From Tasman To Marsden.
2. Discovery of the Kermadecs, 1788
2. Discovery of the Kermadecs, 1788.
Since the last-recorded event in our narrative, the Colony of New South Wales had been established by Governor Philip on the shores of Port Jackson. Among the First Fleet which entered the magnificent harbour where Sydney now stands, was a transport called the Lady Penrhyn, under the command of Captain Sever. Her destination, after receiving her dis- page 77 charge from the public service, was China. On 5th May 1788, she sailed from Port Jackson, and, on the afternoon of the thirty-first, came in sight of several islands, the existence of which had been hitherto unknown. To the northernmost the name Macaulay Island was given, after G.M. the father of Lord Macaulay; to the southernmost, Curtis' Islands, after Timothy and William Curtis.

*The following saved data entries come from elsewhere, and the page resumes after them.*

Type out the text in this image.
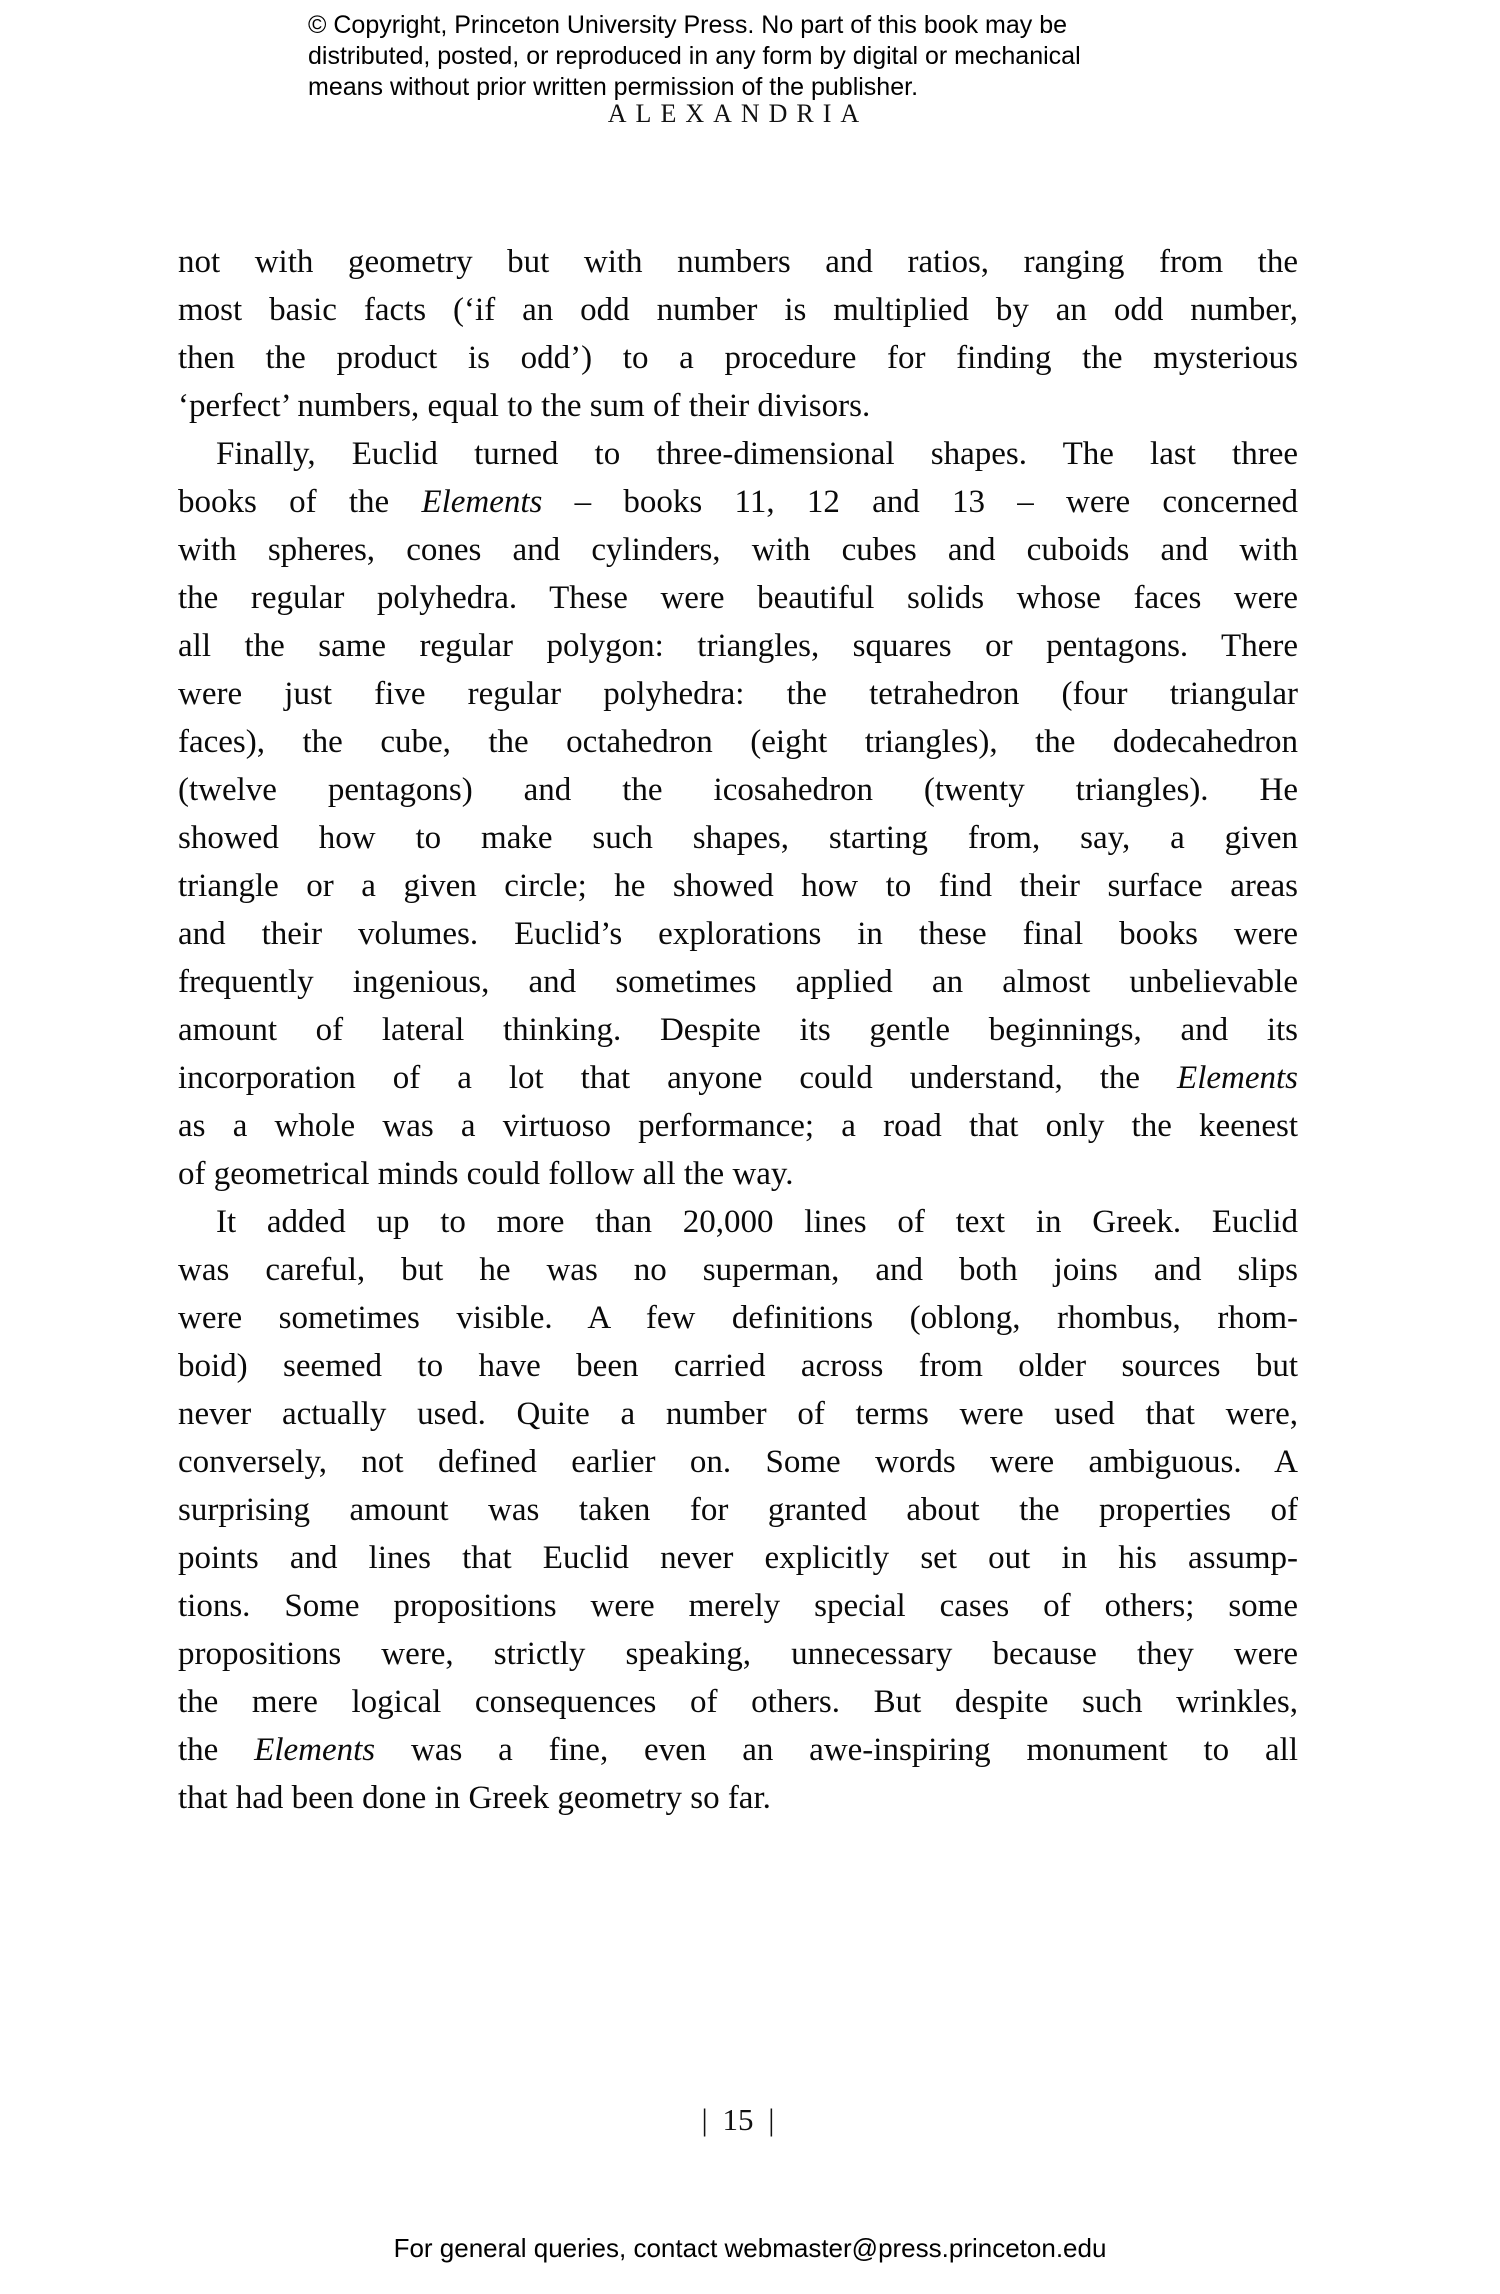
© Copyright, Princeton University Press. No part of this book may be
distributed, posted, or reproduced in any form by digital or mechanical
means without prior written permission of the publisher.
ALEXANDRIA
not with geometry but with numbers and ratios, ranging from the
most basic facts (‘if an odd number is multiplied by an odd number,
then the product is odd’) to a procedure for finding the mysterious
‘perfect’ numbers, equal to the sum of their divisors.
Finally, Euclid turned to three-dimensional shapes. The last three
books of the Elements – books 11, 12 and 13 – were concerned
with spheres, cones and cylinders, with cubes and cuboids and with
the regular polyhedra. These were beautiful solids whose faces were
all the same regular polygon: triangles, squares or pentagons. There
were just five regular polyhedra: the tetrahedron (four triangular
faces), the cube, the octahedron (eight triangles), the dodecahedron
(twelve pentagons) and the icosahedron (twenty triangles). He
showed how to make such shapes, starting from, say, a given
triangle or a given circle; he showed how to find their surface areas
and their volumes. Euclid’s explorations in these final books were
frequently ingenious, and sometimes applied an almost unbelievable
amount of lateral thinking. Despite its gentle beginnings, and its
incorporation of a lot that anyone could understand, the Elements
as a whole was a virtuoso performance; a road that only the keenest
of geometrical minds could follow all the way.
It added up to more than 20,000 lines of text in Greek. Euclid
was careful, but he was no superman, and both joins and slips
were sometimes visible. A few definitions (oblong, rhombus, rhom-
boid) seemed to have been carried across from older sources but
never actually used. Quite a number of terms were used that were,
conversely, not defined earlier on. Some words were ambiguous. A
surprising amount was taken for granted about the properties of
points and lines that Euclid never explicitly set out in his assump-
tions. Some propositions were merely special cases of others; some
propositions were, strictly speaking, unnecessary because they were
the mere logical consequences of others. But despite such wrinkles,
the Elements was a fine, even an awe-inspiring monument to all
that had been done in Greek geometry so far.
| 15 |
For general queries, contact webmaster@press.princeton.edu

As scurvy had a very firm hold of the vessel's crew, Captain Sever ordered out a small boat, and landed on Macaulay Island to look for something for his men, but the island proved such a scene of desolation, and so barren of everything which scorbutic men required, that he returned empty handed to his ship, and continued his journey eastward.
Lieutenant Watts and the steward on board the Lady Penrhyn had both served on board the Resolution under Cook, and, when they arrived at Matavai Bay, were welcomed by an old chief who recalled their presence on Cook's vessel. There Watts learned that Omai, and the two New Zealanders who had been brought from Queen Charlotte Sound in 1777, were dead.